En Algérie, en revanche, l’étanchéité entre cercles de pouvoir est plus présente. Entre régionalisme et logique de clans. Le patronat privé plébiscite ainsi la terrasse du Sofitel au petit-déjeuner, quand les dirigeants du public lui préfèrent L’Aurassi, hôtel étatique. Les députés déjeunent autour de l’Assemblée, à L’Arc-en-Ciel ou à La Baie d’Alger, quand les ministres désertent le centre-ville pour les hauteurs, moins accessibles, du Bois des Arcades. Saïd Bouteflika a quant à lui ses habitudes au Patio, au Val d’Hydra.

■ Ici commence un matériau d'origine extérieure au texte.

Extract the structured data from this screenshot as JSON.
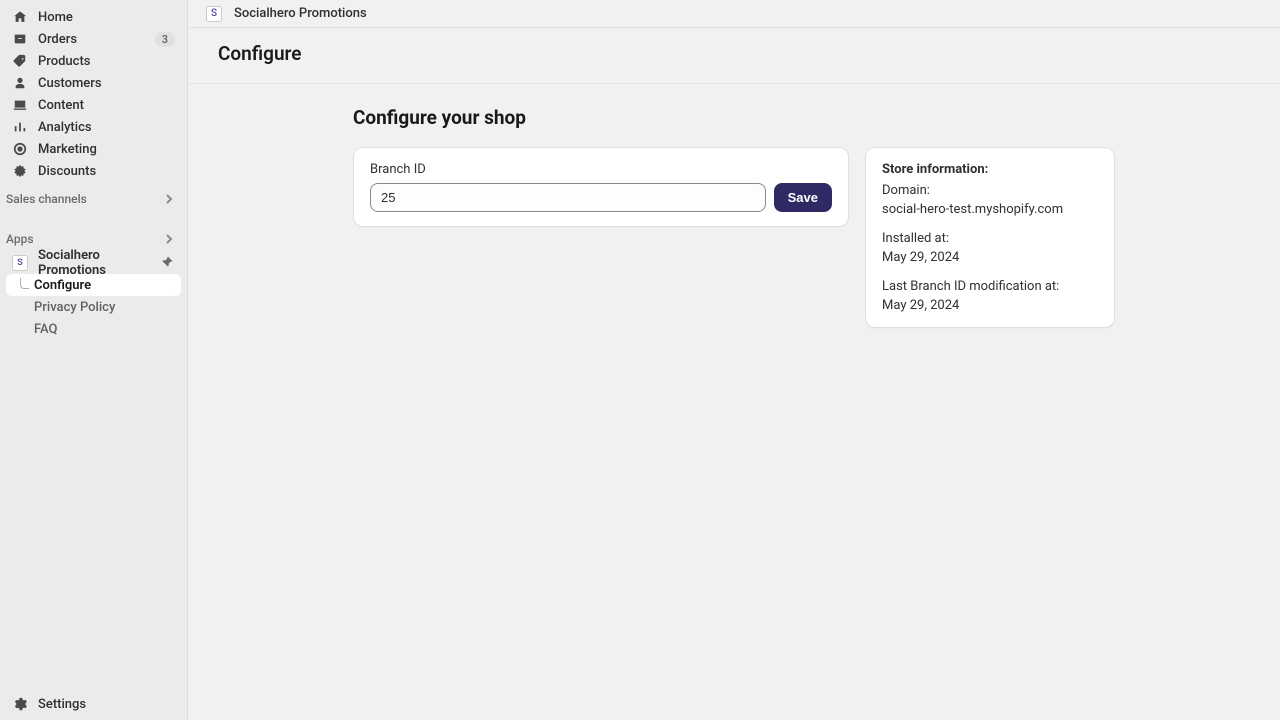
{
  "sidebar": {
    "main_nav": [
      {
        "label": "Home"
      },
      {
        "label": "Orders",
        "badge": "3"
      },
      {
        "label": "Products"
      },
      {
        "label": "Customers"
      },
      {
        "label": "Content"
      },
      {
        "label": "Analytics"
      },
      {
        "label": "Marketing"
      },
      {
        "label": "Discounts"
      }
    ],
    "sections": {
      "sales_channels": "Sales channels",
      "apps": "Apps"
    },
    "app": {
      "name": "Socialhero Promotions",
      "icon_letter": "S",
      "subitems": [
        {
          "label": "Configure",
          "selected": true
        },
        {
          "label": "Privacy Policy"
        },
        {
          "label": "FAQ"
        }
      ]
    },
    "settings": "Settings"
  },
  "breadcrumb": {
    "icon_letter": "S",
    "app_name": "Socialhero Promotions"
  },
  "page": {
    "title": "Configure",
    "section_title": "Configure your shop"
  },
  "form": {
    "branch_id_label": "Branch ID",
    "branch_id_value": "25",
    "save_label": "Save"
  },
  "info": {
    "header": "Store information:",
    "domain_label": "Domain:",
    "domain_value": "social-hero-test.myshopify.com",
    "installed_label": "Installed at:",
    "installed_value": "May 29, 2024",
    "modified_label": "Last Branch ID modification at:",
    "modified_value": "May 29, 2024"
  }
}
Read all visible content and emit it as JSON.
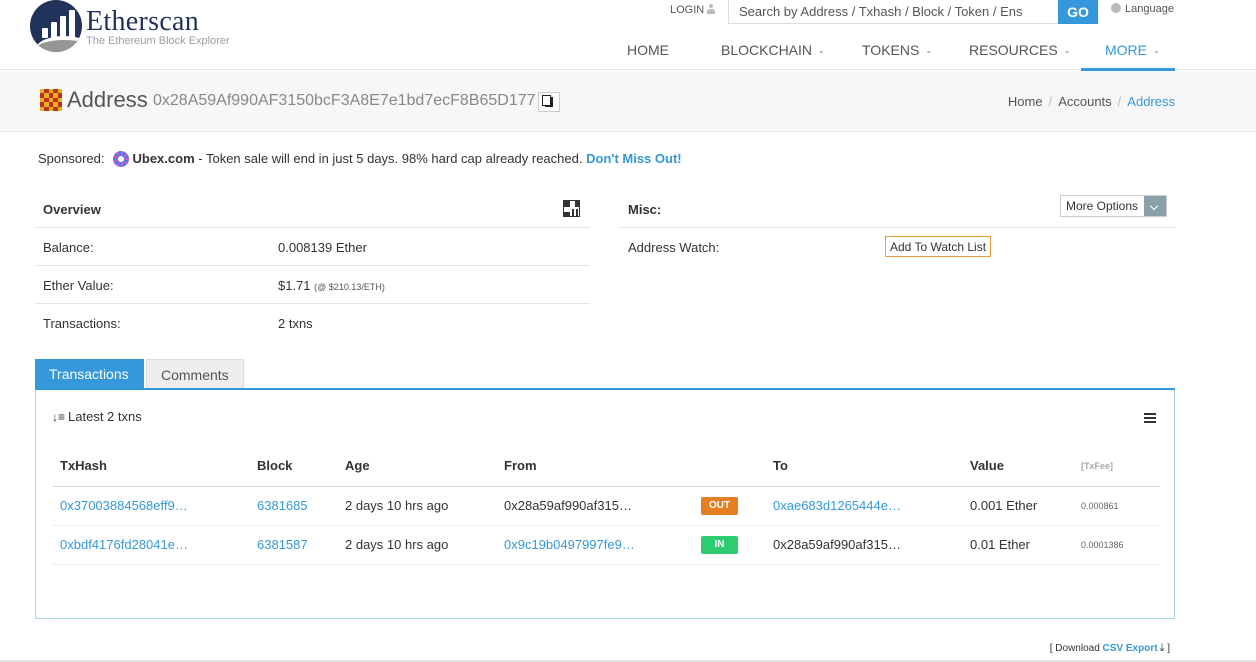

Certaines adresses en ont fait un argument de vente, misant sur le besoin des hommes de réseau d’étoffer leur cercle de relations. L’Hôtel El Djazair affiche une galerie de portraits de ses illustres visiteurs. Au Maroc, le Sa Caleta, récemment ouvert à Rabat, a vite rencontré le succès. Son patron, Pepe Garriga, est un espagnol diplômé en journalisme de l’université Columbia et ancien correspondant au Maroc de la télévision catalane. « On le dit proche de quelques diplomates marocains, souffle un habitué. Quoi de plus logique que des décideurs y accourent ? »

Les élites mobiles du Maghreb

C’est à l’Hôtel Raphaël que Hicham Naciri, avocat du Palais, avait piégé en 2015 deux journalistes français qui menaçaient de publier un livre fracassant sur le royaume. Le choix de ce cinq-étoiles de l’Ouest parisien ne doit rien au hasard : l’adresse est fréquentée par la nomenklatura. Tout comme L’Intercontinental, place de l’Opéra, prisé des décideurs et qu’Abdelaziz Bouteflika aurait fréquenté quand il était ministre des Affaires étrangères. Signe d’une mobilité accrue de l’élite maghrébine : le business des lounges VIP des aéroports n’a jamais été aussi juteux. La société koweïtienne Nas, qui gère les salons haut de gamme au Maroc, compte parmi ses clients OCP, Attijari, la BMCE ou encore la Banque populaire. Mais impossible de savoir qui s’y rencontre. « La confidentialité fait partie de l’offre », sourit Agnès Laurent, directrice de Nas Maroc, qui admet que les affaires sont florissantes.